Measuring Process and Outcome in Functional Analytic Psychotherapy.
ANDREW BUSCH (University of Wisconsin, Milwaukee), Laura C. Rusch (University of Wisconsin, Milwaukee), David E. Baruch (University of Wisconsin, Milwaukee), Sara J. Landes (University of Wisconsin, Milwaukee), Jonathan W. Kanter (University of Wisconsin, Milwaukee)

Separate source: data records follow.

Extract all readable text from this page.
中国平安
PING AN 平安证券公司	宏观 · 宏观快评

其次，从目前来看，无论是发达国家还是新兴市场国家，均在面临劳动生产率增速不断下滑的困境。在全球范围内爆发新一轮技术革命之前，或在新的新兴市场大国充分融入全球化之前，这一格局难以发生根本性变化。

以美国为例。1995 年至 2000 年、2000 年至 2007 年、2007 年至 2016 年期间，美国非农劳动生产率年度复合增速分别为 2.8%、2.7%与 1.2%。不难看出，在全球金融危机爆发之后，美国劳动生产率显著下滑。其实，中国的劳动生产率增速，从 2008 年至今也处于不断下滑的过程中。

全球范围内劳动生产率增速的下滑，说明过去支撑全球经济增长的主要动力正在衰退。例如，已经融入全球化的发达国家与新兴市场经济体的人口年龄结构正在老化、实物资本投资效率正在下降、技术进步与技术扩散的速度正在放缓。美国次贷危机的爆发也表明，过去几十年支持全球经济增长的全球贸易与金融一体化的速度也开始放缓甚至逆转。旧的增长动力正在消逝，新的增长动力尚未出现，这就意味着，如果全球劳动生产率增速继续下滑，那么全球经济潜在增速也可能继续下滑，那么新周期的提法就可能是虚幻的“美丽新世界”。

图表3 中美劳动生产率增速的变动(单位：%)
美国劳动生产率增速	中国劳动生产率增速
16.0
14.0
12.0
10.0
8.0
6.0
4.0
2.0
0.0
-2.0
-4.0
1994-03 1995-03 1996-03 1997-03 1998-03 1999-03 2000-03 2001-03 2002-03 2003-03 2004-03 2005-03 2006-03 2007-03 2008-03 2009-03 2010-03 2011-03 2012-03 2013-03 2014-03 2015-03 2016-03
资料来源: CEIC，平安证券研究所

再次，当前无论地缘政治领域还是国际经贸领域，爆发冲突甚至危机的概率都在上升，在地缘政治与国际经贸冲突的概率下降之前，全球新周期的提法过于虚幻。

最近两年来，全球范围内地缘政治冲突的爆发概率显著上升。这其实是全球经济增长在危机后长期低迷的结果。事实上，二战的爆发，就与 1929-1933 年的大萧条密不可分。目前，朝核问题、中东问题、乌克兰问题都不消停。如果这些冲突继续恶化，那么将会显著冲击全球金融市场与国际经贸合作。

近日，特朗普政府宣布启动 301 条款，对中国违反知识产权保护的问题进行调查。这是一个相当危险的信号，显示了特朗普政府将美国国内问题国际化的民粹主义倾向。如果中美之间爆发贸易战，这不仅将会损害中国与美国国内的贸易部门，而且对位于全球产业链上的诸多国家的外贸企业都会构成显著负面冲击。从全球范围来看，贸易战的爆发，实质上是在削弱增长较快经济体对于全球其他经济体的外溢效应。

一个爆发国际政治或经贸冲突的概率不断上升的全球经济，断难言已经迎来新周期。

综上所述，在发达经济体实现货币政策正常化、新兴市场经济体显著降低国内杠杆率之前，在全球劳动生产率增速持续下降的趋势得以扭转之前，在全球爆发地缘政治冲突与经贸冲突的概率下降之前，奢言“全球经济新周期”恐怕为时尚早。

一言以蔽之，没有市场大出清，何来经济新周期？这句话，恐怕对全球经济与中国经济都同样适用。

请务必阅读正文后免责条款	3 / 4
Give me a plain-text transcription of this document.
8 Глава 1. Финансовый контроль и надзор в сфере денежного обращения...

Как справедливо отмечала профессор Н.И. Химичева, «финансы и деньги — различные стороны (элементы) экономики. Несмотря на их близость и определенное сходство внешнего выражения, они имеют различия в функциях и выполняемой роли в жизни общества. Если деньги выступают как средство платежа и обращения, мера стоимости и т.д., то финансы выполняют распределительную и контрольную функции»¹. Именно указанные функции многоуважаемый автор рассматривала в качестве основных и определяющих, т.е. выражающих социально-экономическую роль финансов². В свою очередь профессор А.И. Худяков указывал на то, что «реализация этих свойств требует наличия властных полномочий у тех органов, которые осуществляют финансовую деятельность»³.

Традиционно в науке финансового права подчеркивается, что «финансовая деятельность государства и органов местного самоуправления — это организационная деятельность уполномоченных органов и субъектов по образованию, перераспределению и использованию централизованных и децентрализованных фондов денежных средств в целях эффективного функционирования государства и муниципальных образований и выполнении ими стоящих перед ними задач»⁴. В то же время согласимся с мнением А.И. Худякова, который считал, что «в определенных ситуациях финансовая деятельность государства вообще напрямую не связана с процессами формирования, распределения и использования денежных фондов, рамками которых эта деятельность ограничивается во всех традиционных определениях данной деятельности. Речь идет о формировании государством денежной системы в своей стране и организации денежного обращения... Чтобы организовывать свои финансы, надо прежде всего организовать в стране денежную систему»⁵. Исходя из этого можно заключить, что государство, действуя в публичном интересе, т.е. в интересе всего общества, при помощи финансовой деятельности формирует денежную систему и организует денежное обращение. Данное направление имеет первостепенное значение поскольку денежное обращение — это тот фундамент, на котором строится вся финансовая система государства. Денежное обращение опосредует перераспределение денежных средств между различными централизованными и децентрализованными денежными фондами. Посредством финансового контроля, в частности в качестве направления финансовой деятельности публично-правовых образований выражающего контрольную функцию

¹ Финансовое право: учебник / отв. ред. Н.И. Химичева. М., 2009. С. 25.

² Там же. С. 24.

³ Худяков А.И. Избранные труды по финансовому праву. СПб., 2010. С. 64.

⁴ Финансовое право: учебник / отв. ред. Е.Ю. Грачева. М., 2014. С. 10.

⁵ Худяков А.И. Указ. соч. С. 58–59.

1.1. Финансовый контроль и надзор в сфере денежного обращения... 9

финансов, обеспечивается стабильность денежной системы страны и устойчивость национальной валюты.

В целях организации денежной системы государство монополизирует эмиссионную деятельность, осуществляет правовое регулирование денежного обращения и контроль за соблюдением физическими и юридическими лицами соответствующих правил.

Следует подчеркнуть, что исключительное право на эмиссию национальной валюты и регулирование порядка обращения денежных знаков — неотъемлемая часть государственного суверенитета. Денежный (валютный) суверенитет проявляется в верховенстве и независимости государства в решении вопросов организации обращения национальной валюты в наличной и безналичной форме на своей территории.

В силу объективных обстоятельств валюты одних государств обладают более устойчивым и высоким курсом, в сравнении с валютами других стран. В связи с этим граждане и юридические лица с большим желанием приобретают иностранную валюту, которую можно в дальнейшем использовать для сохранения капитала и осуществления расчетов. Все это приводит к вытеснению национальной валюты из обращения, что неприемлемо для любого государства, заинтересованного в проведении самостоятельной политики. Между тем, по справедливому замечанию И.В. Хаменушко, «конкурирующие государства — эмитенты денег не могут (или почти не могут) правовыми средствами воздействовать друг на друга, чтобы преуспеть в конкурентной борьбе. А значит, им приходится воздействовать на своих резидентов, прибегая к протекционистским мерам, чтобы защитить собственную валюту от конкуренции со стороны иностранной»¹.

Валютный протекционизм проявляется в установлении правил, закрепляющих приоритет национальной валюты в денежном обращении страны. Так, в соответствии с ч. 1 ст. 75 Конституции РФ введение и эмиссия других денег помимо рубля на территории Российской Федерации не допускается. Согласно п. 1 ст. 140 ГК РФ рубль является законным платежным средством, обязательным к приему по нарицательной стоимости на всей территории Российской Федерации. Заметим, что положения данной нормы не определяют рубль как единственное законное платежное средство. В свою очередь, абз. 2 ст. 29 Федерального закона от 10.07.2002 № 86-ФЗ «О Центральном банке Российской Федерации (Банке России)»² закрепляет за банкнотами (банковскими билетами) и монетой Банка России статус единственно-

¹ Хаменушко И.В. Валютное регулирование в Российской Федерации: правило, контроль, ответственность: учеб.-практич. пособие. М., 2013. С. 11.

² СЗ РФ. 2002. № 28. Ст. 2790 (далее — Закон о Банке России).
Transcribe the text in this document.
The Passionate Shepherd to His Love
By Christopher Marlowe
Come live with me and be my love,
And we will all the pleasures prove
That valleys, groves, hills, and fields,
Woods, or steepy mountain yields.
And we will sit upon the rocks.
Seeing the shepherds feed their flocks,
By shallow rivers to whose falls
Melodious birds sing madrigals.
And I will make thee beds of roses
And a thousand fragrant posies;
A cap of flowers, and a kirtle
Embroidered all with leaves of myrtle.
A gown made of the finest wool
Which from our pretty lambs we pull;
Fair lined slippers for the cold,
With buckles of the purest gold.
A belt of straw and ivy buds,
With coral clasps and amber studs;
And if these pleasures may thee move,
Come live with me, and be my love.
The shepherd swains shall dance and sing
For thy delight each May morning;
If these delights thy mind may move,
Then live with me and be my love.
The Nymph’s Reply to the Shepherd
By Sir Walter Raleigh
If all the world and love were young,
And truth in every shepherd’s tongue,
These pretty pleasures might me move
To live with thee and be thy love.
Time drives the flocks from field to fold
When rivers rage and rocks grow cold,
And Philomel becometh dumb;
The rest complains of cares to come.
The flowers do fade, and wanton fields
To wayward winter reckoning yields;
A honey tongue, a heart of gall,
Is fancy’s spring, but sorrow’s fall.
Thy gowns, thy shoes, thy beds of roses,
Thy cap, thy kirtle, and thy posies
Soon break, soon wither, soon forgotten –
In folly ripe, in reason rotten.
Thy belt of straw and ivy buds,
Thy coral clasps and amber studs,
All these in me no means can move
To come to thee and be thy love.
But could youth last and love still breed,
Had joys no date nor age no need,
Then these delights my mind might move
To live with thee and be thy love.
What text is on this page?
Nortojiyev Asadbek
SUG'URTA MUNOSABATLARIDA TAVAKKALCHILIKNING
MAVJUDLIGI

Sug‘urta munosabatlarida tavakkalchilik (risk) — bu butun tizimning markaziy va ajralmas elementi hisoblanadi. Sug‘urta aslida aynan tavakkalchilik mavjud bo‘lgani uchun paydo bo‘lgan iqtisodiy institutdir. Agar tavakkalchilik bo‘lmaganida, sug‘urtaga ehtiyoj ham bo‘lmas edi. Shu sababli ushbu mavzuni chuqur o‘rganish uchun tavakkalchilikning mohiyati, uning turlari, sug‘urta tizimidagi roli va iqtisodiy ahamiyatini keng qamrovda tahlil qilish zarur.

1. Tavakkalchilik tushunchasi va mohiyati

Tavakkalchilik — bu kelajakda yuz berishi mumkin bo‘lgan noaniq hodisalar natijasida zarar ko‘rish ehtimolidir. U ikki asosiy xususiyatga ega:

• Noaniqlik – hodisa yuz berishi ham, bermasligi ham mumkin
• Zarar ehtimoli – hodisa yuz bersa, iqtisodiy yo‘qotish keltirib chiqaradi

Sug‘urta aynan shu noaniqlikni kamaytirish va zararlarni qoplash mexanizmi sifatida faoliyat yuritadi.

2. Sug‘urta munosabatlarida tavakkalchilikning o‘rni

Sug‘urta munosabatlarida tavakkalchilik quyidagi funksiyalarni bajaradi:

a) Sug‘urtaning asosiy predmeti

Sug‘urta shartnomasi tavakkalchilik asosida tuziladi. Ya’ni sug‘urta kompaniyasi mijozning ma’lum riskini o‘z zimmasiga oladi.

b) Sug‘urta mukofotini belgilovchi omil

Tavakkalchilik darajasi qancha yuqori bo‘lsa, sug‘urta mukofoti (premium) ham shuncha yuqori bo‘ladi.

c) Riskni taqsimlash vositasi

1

Abstract: In this final presentation of this symposium, the methodology described earlier is applied to individual cases. This paper presents data from empirical single case studies using Functional Analytic Psychotherapy (FAP; Kohlenberg & Tsai, 1991) or FAP in combination with other CBT approaches. For all clients, Functional Analytic Psychotherapy Rating Scale (FAPRS) was used to assess in-session client and therapist behavior across all sessions. For some cases, the frequency of specific interpersonal problems was tracked over the course of therapy. This data supports the assertion that client interpersonal improvement can be shaped through therapist contingent responding.